Reflections along the way of a terminal illness

Katie and Maggie sharing a moment of sadness. Maggie knew!

Katie and Maggie sharing a moment of sadness. Maggie knew!

Today, three years to the day after Katherine’s (“Katie’s”) death (May 9, 2010), we inter her cremains.

IT’S RAINING, IT’S POURING” was written the day we learned that Katie’s incurable Leiomyosarcoma had taken a turn for the worse. In memory of Katherine (“Katie”) Elizabeth Slaikeu Nolan.

Gordon C. Stewart Feb. 11, 2009

It’s raining, it’s pouring
The old man is snoring
He went to bed and he bumped his head
And couldn’t get up in the morning

It’s a day like that. I bumped my head on the illness of a 33 year-old loved one. It’s raining sadness. I’m having trouble getting out of bed in the morning.

Terminal illness has a way of doing that unless you believe in miracles of divine intervention or you have extraordinary powers of denial.

My spirituality has become increasingly like that of Rebbe Barukh of Medzobaz, an old Hasidic master in Elie Wiesel’s tale of Four Hasidic Masters and Their Struggle Against Melancholy. When he prayed the customary Jewish prayer, “Thank you, Master of the Universe, for your generous gifts – those we have received and those we are yet to receive” – he would startle others with his weeping. ‘Why are you weeping?” one of them asked. “I weep,” he said, “in thanksgiving for the gifts already received, and I weep now for the gifts I have yet to receive in case I should not be able to give thanks for them when they come.”

For my family at this critical time, the real miracle has already occurred – the shared gift of love – and it will come again in ways I cannot now anticipate when the last page of the final chapter of our loved one’s life is over.

The miracles are more natural, nearer to hand. Although I don’t believe in selective divine intervention, I am on occasion a sucker for denial – except on days like this when it’s raining and gray and I’ve bumped my head on the hard fact that cancer is ransacking my loved one’s body. A certain amount of denial, too, is a blessing in disguise, one of God’s generous gifts to keep us sane when the rain pours down and clouds are dark.

Faith comes hard sometimes. In college mine was challenged and refined by Ernest Becker‘s insistence that the denial of death lies at the root of so many of our problems. My faith has been refined along the way by the courage of Albert Camus and Jean-Paul Sartre to face the meaninglessness of the plague, the faith and courage of Dietrich Bonhoeffer and Paul Tillich who stuck their fingers in the gears of Nazism, and the humble witness of Mother Teresa working in the slums of Calcutta with more questions than answers and some anger at God.

The job of faith, as I see it, is to live as free as possible from illusion with a trust in the final goodness of Reality itself, despite all appearances to the contrary. Faith is the courage and trust to look nothingness in the eye without blinking or breaking our belief in the goodness of mortal life.

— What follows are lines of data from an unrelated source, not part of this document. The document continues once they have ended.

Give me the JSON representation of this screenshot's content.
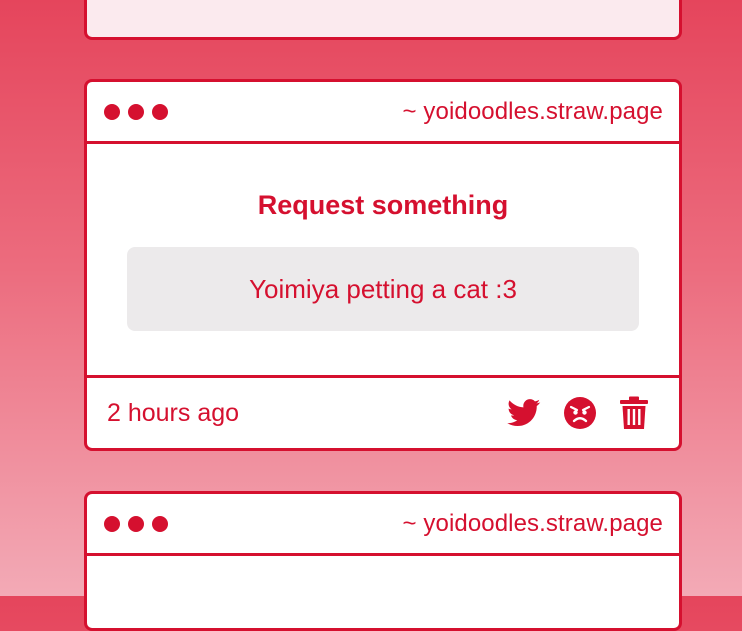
{
  "theme": {
    "accent": "#d5102f",
    "card_bg": "#ffffff",
    "request_bg": "#eceaeb",
    "page_gradient": [
      "#e5455c",
      "#f3aab6"
    ]
  },
  "cards": [
    {
      "site": "~ yoidoodles.straw.page",
      "title": "Request something",
      "request_text": "Yoimiya petting a cat :3",
      "timestamp": "2 hours ago",
      "actions": [
        "twitter-icon",
        "angry-face-icon",
        "trash-icon"
      ]
    },
    {
      "site": "~ yoidoodles.straw.page"
    }
  ]
}
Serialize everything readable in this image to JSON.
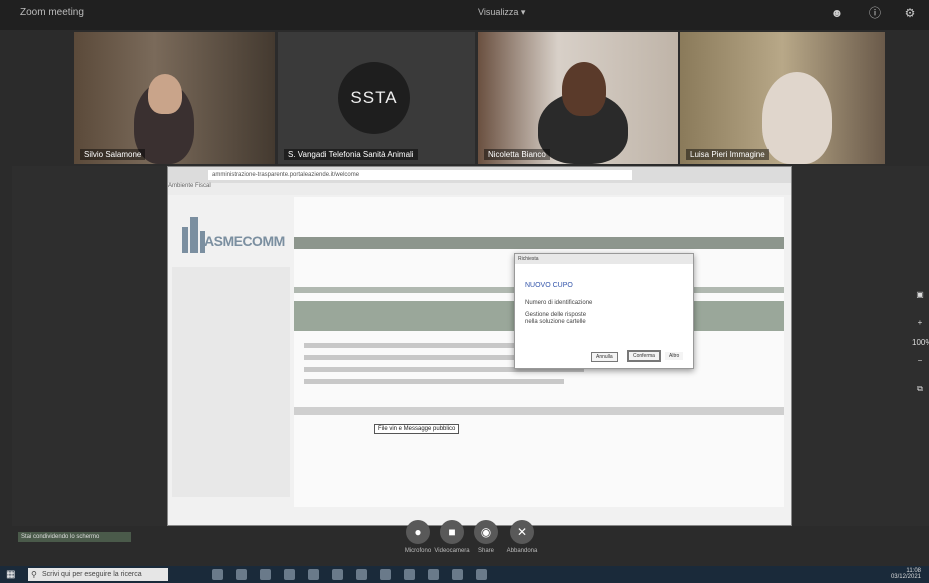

When I look into my loved one’s eyes I see that courageous kind of faith that defies the cancer to define her, and a resilient spirit that makes me weep tears of joy over the gifts we’ve already received and the ones we have yet to come.

It’s still raining and it’s still pouring, but I refuse to snore my way through this. I’ve bumped my head on the news of a loved one’s terminal illness, but I’m getting up in the morning.

POSTSCRIPT March 21, 2012

Conversation yesterday about “The List” posted on Bluebird Boulevard:

Karen:

My mother died of cancer eight years ago. Her loss is still visceral. She is in every bird I see.

Me:

The morning of Katherine’s memorial service Kay, Katherine’s mother, was standing by the large picture window gazing out at the pond in our back yard. Out of nowhere, it seemed, two Great Blue Herons flew directly toward the window and swooped upward just before they got to the house. “She’s here. That’s Katie,” said Kay without a second’s hesitation. On her last day of hospice care, Kay and I each remarked that her face looked like a baby bird. I’m a skeptic about such things. I’ve always been, and always will be, a doubting Thomas. My assumptions and conclusions come the hard way. But on the day the herons flew directly at Kay from across the pond, I saw it with my own eyes…and HAD to wonder.

Within a minute a third Great Blue Heron perched on the log by the edge of the pond and stood alone for a LONG time. It reminded me of a gathering on the steps of the State Capitol in Saint Paul following the tragic deaths of school children at Red Lake, MN. The crowd stopped listening to the speaker. They were looking up. “What’s going on?” I asked Richard, the Red Lake American Indian advocate and my co-worker at the Legal Rights Center.org. “Eagles,” he said. “Where?” “WAY up. They’re circling.”

I learned later that the eagles were also circling at that same moment over the grieving families gathered at Red Lake. I asked American Indian colleague what he took it to mean. “We don’t ask. That’s the white man’s question,” he said. “We just accept it. We live in the mystery.”